India along with Guyana, Pakistan, Bangladesh and Zimbabwe is among a few states which bind the legislators to their political parties in this way.

The MP/MLAs occupy the specific perspective of their constituents [from where they are elected] and share a passionate link to their cause. And yet, their advocacy is rooted in a higher commitment to the common good that allows them the ability to distance themselves from their constituents’ partial perspectives. This allows them to subordinate the claims of their electors to the demands of ‘reason, justice and the good of the whole’ during deliberation in parliament. But herein, there is a conundrum between freedom of speech of a legislator and issuance of the whip—does issuance of whip violate the freedom of speech granted to every legislator in this country [as per Article 105 and Article 194]? Although this “freedom” is “subject to the provisions of the Constitution”, the question remains about the extent of application of Whip. That is, whether Whip applies for actions expected out of members outside the House as well.

Application of Whip outside the House: Suggestions

This is one of the seminal questions which arise from the Rajasthan Constitutional Crisis and has also been pointed out by the Rajasthan High Court in its order dated 24.07.2020 that are members expected to act accordingly to whips outside the House as well? In my opinion, the High Court is wrong in framing this question as political questions must be answered in political forums and not be confined to quibbling in courts.

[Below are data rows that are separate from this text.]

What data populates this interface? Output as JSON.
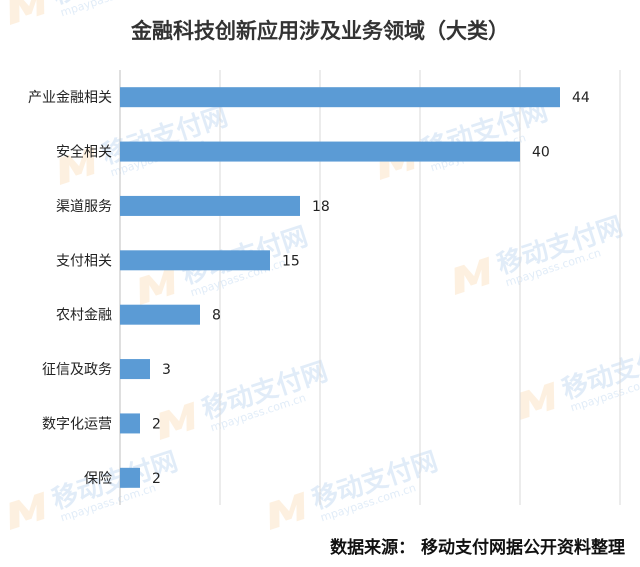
{
  "chart_data": {
    "type": "bar",
    "orientation": "horizontal",
    "title": "金融科技创新应用涉及业务领域（大类）",
    "categories": [
      "产业金融相关",
      "安全相关",
      "渠道服务",
      "支付相关",
      "农村金融",
      "征信及政务",
      "数字化运营",
      "保险"
    ],
    "values": [
      44,
      40,
      18,
      15,
      8,
      3,
      2,
      2
    ],
    "xlim": [
      0,
      50
    ],
    "grid": "vertical",
    "bar_color": "#5b9bd5",
    "legend": "none"
  },
  "source": "数据来源： 移动支付网据公开资料整理",
  "watermark": {
    "text": "移动支付网",
    "url": "mpaypass.com.cn"
  }
}
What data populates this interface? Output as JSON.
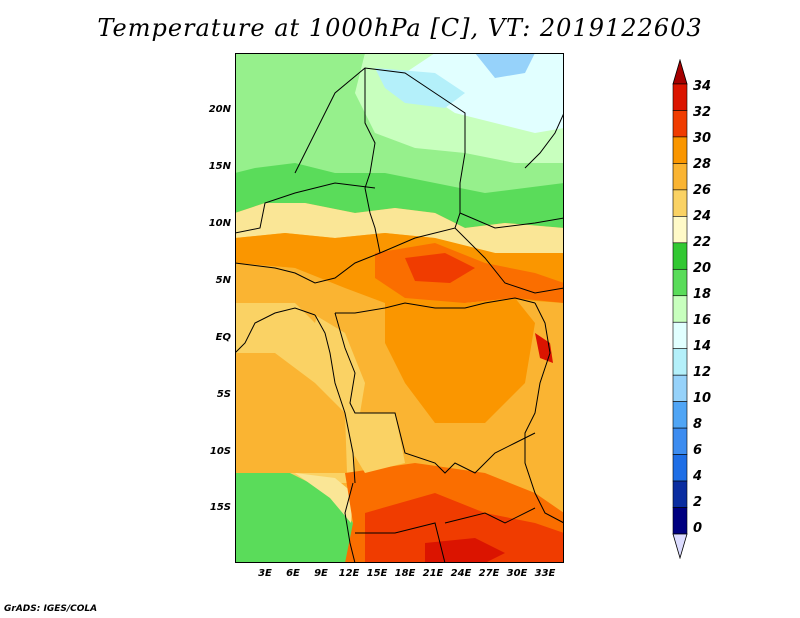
{
  "title": "Temperature at 1000hPa [C], VT: 2019122603",
  "credit": "GrADS: IGES/COLA",
  "lat_labels": [
    "20N",
    "15N",
    "10N",
    "5N",
    "EQ",
    "5S",
    "10S",
    "15S"
  ],
  "lon_labels": [
    "3E",
    "6E",
    "9E",
    "12E",
    "15E",
    "18E",
    "21E",
    "24E",
    "27E",
    "30E",
    "33E"
  ],
  "colorbar": {
    "labels": [
      "34",
      "32",
      "30",
      "28",
      "26",
      "24",
      "22",
      "20",
      "18",
      "16",
      "14",
      "12",
      "10",
      "8",
      "6",
      "4",
      "2",
      "0"
    ],
    "colors": [
      "#a50000",
      "#db1400",
      "#f03c00",
      "#fa6e00",
      "#fa9600",
      "#fab432",
      "#fad264",
      "#fae696",
      "#fffac8",
      "#32c832",
      "#5adc5a",
      "#96f08c",
      "#c8ffbe",
      "#e1ffff",
      "#b4f0fa",
      "#96d2fa",
      "#78b9fa",
      "#50a5f5",
      "#3c8cf0",
      "#1e6ee6",
      "#1450c8",
      "#0a2da0",
      "#000080",
      "#dcdcff"
    ]
  }
}
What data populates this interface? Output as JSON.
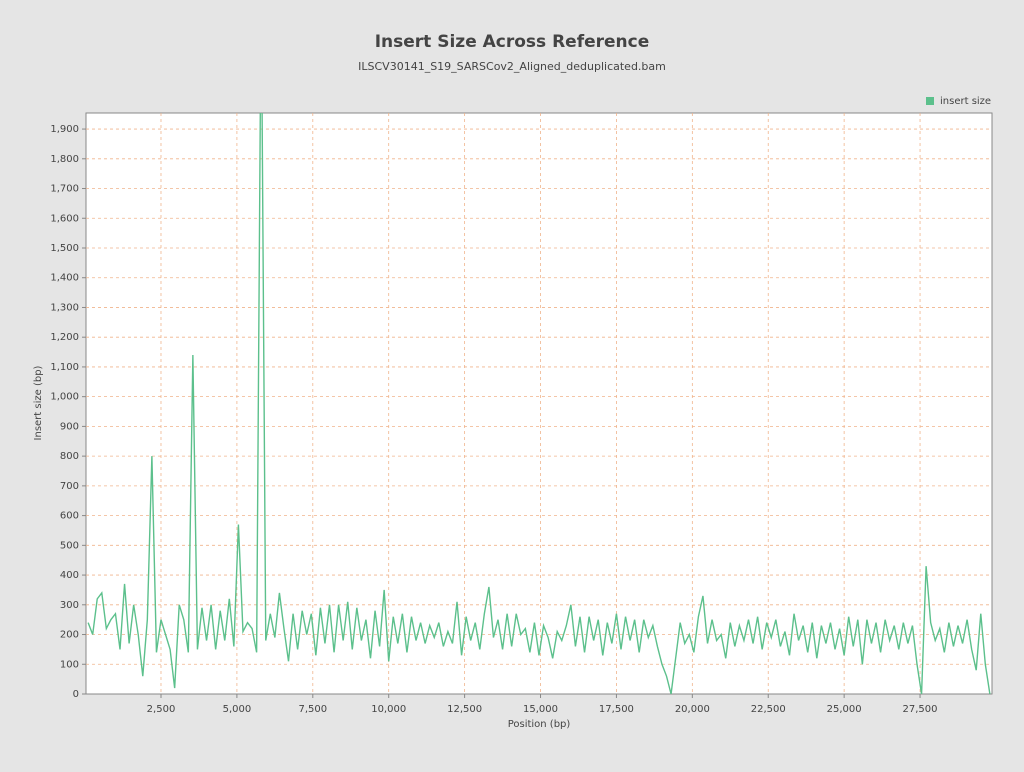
{
  "chart_data": {
    "type": "line",
    "title": "Insert Size Across Reference",
    "subtitle": "ILSCV30141_S19_SARSCov2_Aligned_deduplicated.bam",
    "x_label": "Position (bp)",
    "y_label": "Insert size (bp)",
    "legend_position": "top-right",
    "grid": true,
    "xlim": [
      30,
      29870
    ],
    "ylim": [
      0,
      1954
    ],
    "xticks": [
      {
        "value": 2500,
        "label": "2,500"
      },
      {
        "value": 5000,
        "label": "5,000"
      },
      {
        "value": 7500,
        "label": "7,500"
      },
      {
        "value": 10000,
        "label": "10,000"
      },
      {
        "value": 12500,
        "label": "12,500"
      },
      {
        "value": 15000,
        "label": "15,000"
      },
      {
        "value": 17500,
        "label": "17,500"
      },
      {
        "value": 20000,
        "label": "20,000"
      },
      {
        "value": 22500,
        "label": "22,500"
      },
      {
        "value": 25000,
        "label": "25,000"
      },
      {
        "value": 27500,
        "label": "27,500"
      }
    ],
    "yticks": [
      0,
      100,
      200,
      300,
      400,
      500,
      600,
      700,
      800,
      900,
      {
        "value": 1000,
        "label": "1,000"
      },
      {
        "value": 1100,
        "label": "1,100"
      },
      {
        "value": 1200,
        "label": "1,200"
      },
      {
        "value": 1300,
        "label": "1,300"
      },
      {
        "value": 1400,
        "label": "1,400"
      },
      {
        "value": 1500,
        "label": "1,500"
      },
      {
        "value": 1600,
        "label": "1,600"
      },
      {
        "value": 1700,
        "label": "1,700"
      },
      {
        "value": 1800,
        "label": "1,800"
      },
      {
        "value": 1900,
        "label": "1,900"
      }
    ],
    "x": [
      100,
      250,
      400,
      550,
      700,
      850,
      1000,
      1150,
      1300,
      1450,
      1600,
      1750,
      1900,
      2050,
      2200,
      2350,
      2500,
      2650,
      2800,
      2950,
      3100,
      3250,
      3400,
      3550,
      3700,
      3850,
      4000,
      4150,
      4300,
      4450,
      4600,
      4750,
      4900,
      5050,
      5200,
      5350,
      5500,
      5650,
      5800,
      5950,
      6100,
      6250,
      6400,
      6550,
      6700,
      6850,
      7000,
      7150,
      7300,
      7450,
      7600,
      7750,
      7900,
      8050,
      8200,
      8350,
      8500,
      8650,
      8800,
      8950,
      9100,
      9250,
      9400,
      9550,
      9700,
      9850,
      10000,
      10150,
      10300,
      10450,
      10600,
      10750,
      10900,
      11050,
      11200,
      11350,
      11500,
      11650,
      11800,
      11950,
      12100,
      12250,
      12400,
      12550,
      12700,
      12850,
      13000,
      13150,
      13300,
      13450,
      13600,
      13750,
      13900,
      14050,
      14200,
      14350,
      14500,
      14650,
      14800,
      14950,
      15100,
      15250,
      15400,
      15550,
      15700,
      15850,
      16000,
      16150,
      16300,
      16450,
      16600,
      16750,
      16900,
      17050,
      17200,
      17350,
      17500,
      17650,
      17800,
      17950,
      18100,
      18250,
      18400,
      18550,
      18700,
      18850,
      19000,
      19150,
      19300,
      19450,
      19600,
      19750,
      19900,
      20050,
      20200,
      20350,
      20500,
      20650,
      20800,
      20950,
      21100,
      21250,
      21400,
      21550,
      21700,
      21850,
      22000,
      22150,
      22300,
      22450,
      22600,
      22750,
      22900,
      23050,
      23200,
      23350,
      23500,
      23650,
      23800,
      23950,
      24100,
      24250,
      24400,
      24550,
      24700,
      24850,
      25000,
      25150,
      25300,
      25450,
      25600,
      25750,
      25900,
      26050,
      26200,
      26350,
      26500,
      26650,
      26800,
      26950,
      27100,
      27250,
      27400,
      27550,
      27700,
      27850,
      28000,
      28150,
      28300,
      28450,
      28600,
      28750,
      28900,
      29050,
      29200,
      29350,
      29500,
      29650,
      29800
    ],
    "series": [
      {
        "name": "insert size",
        "color": "#5cc08c",
        "values": [
          240,
          200,
          320,
          340,
          220,
          250,
          270,
          150,
          370,
          170,
          300,
          200,
          60,
          250,
          800,
          140,
          250,
          200,
          150,
          20,
          300,
          250,
          140,
          1140,
          150,
          290,
          180,
          300,
          150,
          280,
          180,
          320,
          160,
          570,
          210,
          240,
          220,
          140,
          2400,
          180,
          270,
          190,
          340,
          220,
          110,
          270,
          150,
          280,
          200,
          270,
          130,
          290,
          170,
          300,
          140,
          300,
          180,
          310,
          150,
          290,
          180,
          250,
          120,
          280,
          160,
          350,
          110,
          260,
          170,
          270,
          140,
          260,
          180,
          240,
          170,
          230,
          190,
          240,
          160,
          210,
          170,
          310,
          130,
          260,
          180,
          240,
          150,
          270,
          360,
          190,
          250,
          150,
          270,
          160,
          270,
          200,
          220,
          140,
          240,
          130,
          230,
          190,
          120,
          210,
          180,
          230,
          300,
          160,
          260,
          140,
          260,
          180,
          250,
          130,
          240,
          170,
          270,
          150,
          260,
          180,
          250,
          140,
          250,
          190,
          230,
          160,
          100,
          60,
          0,
          120,
          240,
          170,
          200,
          140,
          260,
          330,
          170,
          250,
          180,
          200,
          120,
          240,
          160,
          230,
          180,
          250,
          170,
          260,
          150,
          240,
          190,
          250,
          160,
          210,
          130,
          270,
          180,
          230,
          140,
          240,
          120,
          230,
          170,
          240,
          150,
          220,
          130,
          260,
          160,
          250,
          100,
          250,
          170,
          240,
          140,
          250,
          180,
          230,
          150,
          240,
          170,
          230,
          100,
          0,
          430,
          240,
          180,
          220,
          140,
          240,
          160,
          230,
          170,
          250,
          150,
          80,
          270,
          100,
          0
        ]
      }
    ]
  }
}
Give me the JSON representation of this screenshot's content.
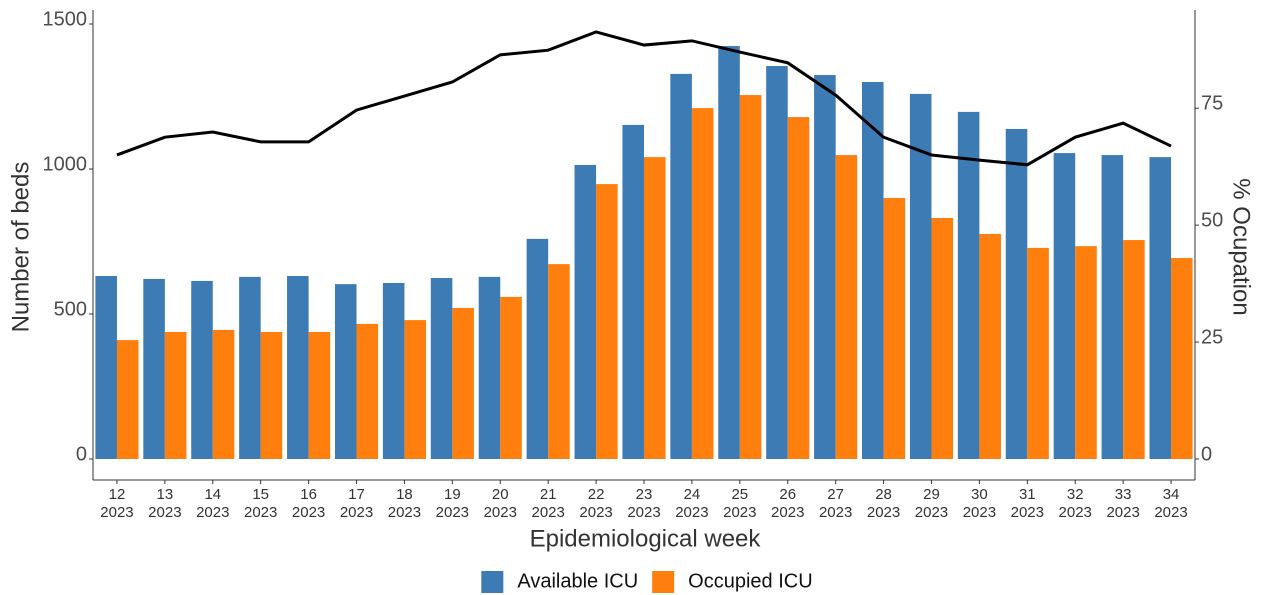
{
  "chart_data": {
    "type": "bar_line",
    "x_label": "Epidemiological week",
    "y_label": "Number of beds",
    "y2_label": "% Ocupation",
    "categories": [
      [
        "12",
        "2023"
      ],
      [
        "13",
        "2023"
      ],
      [
        "14",
        "2023"
      ],
      [
        "15",
        "2023"
      ],
      [
        "16",
        "2023"
      ],
      [
        "17",
        "2023"
      ],
      [
        "18",
        "2023"
      ],
      [
        "19",
        "2023"
      ],
      [
        "20",
        "2023"
      ],
      [
        "21",
        "2023"
      ],
      [
        "22",
        "2023"
      ],
      [
        "23",
        "2023"
      ],
      [
        "24",
        "2023"
      ],
      [
        "25",
        "2023"
      ],
      [
        "26",
        "2023"
      ],
      [
        "27",
        "2023"
      ],
      [
        "28",
        "2023"
      ],
      [
        "29",
        "2023"
      ],
      [
        "30",
        "2023"
      ],
      [
        "31",
        "2023"
      ],
      [
        "32",
        "2023"
      ],
      [
        "33",
        "2023"
      ],
      [
        "34",
        "2023"
      ]
    ],
    "series": [
      {
        "name": "Available ICU",
        "type": "bar",
        "color": "#3d7bb5",
        "values": [
          631,
          621,
          614,
          628,
          631,
          603,
          607,
          624,
          628,
          759,
          1014,
          1152,
          1328,
          1424,
          1355,
          1324,
          1300,
          1259,
          1197,
          1138,
          1055,
          1048,
          1041
        ]
      },
      {
        "name": "Occupied ICU",
        "type": "bar",
        "color": "#ff7f0e",
        "values": [
          410,
          438,
          445,
          438,
          438,
          466,
          479,
          521,
          559,
          672,
          948,
          1041,
          1210,
          1255,
          1179,
          1048,
          900,
          831,
          776,
          728,
          734,
          755,
          693
        ]
      },
      {
        "type": "line",
        "axis": "y2",
        "color": "#000000",
        "values": [
          65,
          68.8,
          69.9,
          67.8,
          67.8,
          74.6,
          77.6,
          80.6,
          86.4,
          87.4,
          91.3,
          88.5,
          89.4,
          87.0,
          84.7,
          77.8,
          68.8,
          65,
          63.9,
          62.9,
          68.8,
          71.8,
          66.9
        ]
      }
    ],
    "ylim": [
      0,
      1500
    ],
    "yticks": [
      0,
      500,
      1000,
      1500
    ],
    "y2lim": [
      0,
      93
    ],
    "y2ticks": [
      0,
      25,
      50,
      75
    ],
    "legend": "bottom"
  }
}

In the Parliament or State Assembly, Members have to go by their party whips, and therefore a decision of a Parliament is always necessarily a decision of the majority party. There is no objection in the strengthening of the political parties so that the will of Majority prevails in a political party as when a legislator joins a party and succeed on that ticket, he renders himself subject to the discipline and control of the party. Issuance of the Whip is not governed by any law [neither the Rules framed under Tenth Schedule nor the Rules of Procedure and Conduct of Business] But should that rule must apply outside the House as well and bind the legislator on every occasion? On such an occasion if a Whip is issued outside the House, then it leaves no room for dissent and deliberation. It would be appropriate if it is provided in the rules of Parliament or Assembly that a Whip shall be issued only on occasions when the voting is likely to affect the existence or continuance of the government and not on all sundry occasions [be it outside the house or inside].

On this Shri Mahavir Tyagi said in the Constituent Assembly on 02.08.1949 that “I do not take its [Congress party’s] Whip as a mandatory Whip and I do not obey it unless I am myself convinced of it.” Although, he agreed that a legislator must follow the whip inside the House and differentiated that from voting in Constituent Assembly, but didn’t comment about a scenario where a legislator is expected to act according to Whip outside the house or not. The Law Commission of India 170th Report on Reform of the Electoral Laws (May 1999) recommended that,

“It is desirable that the whip is issued only when the voting in the House affects the continuance of the government and not on every occasion. Such a course would safeguard both the part discipline and the freedom of speech and expression of the members.” (Para 9.14)

Coming back to Rajasthan Crisis, if there is any difference of opinion, then it must be ventilated within the party itself and the Pilot camp may fight within the party to have his point of view adopted by the Party. The issuance of Whip, outside the house, on such trivial issues [when there is a disagreement between Chief Minister and Deputy Chief Minister] must not be sustained as it violates the freedom of speech of a legislator which is ensured under Article 194 and Article 19(1)(a) as well. The Courts must stay away from political thickets and must not set a precedent in this issue. They must be reminded about Portia’s warning in The Merchant of Venice: “Twill be recorded for a precedent. And many an error by the same example/Will rush into the state. It cannot be.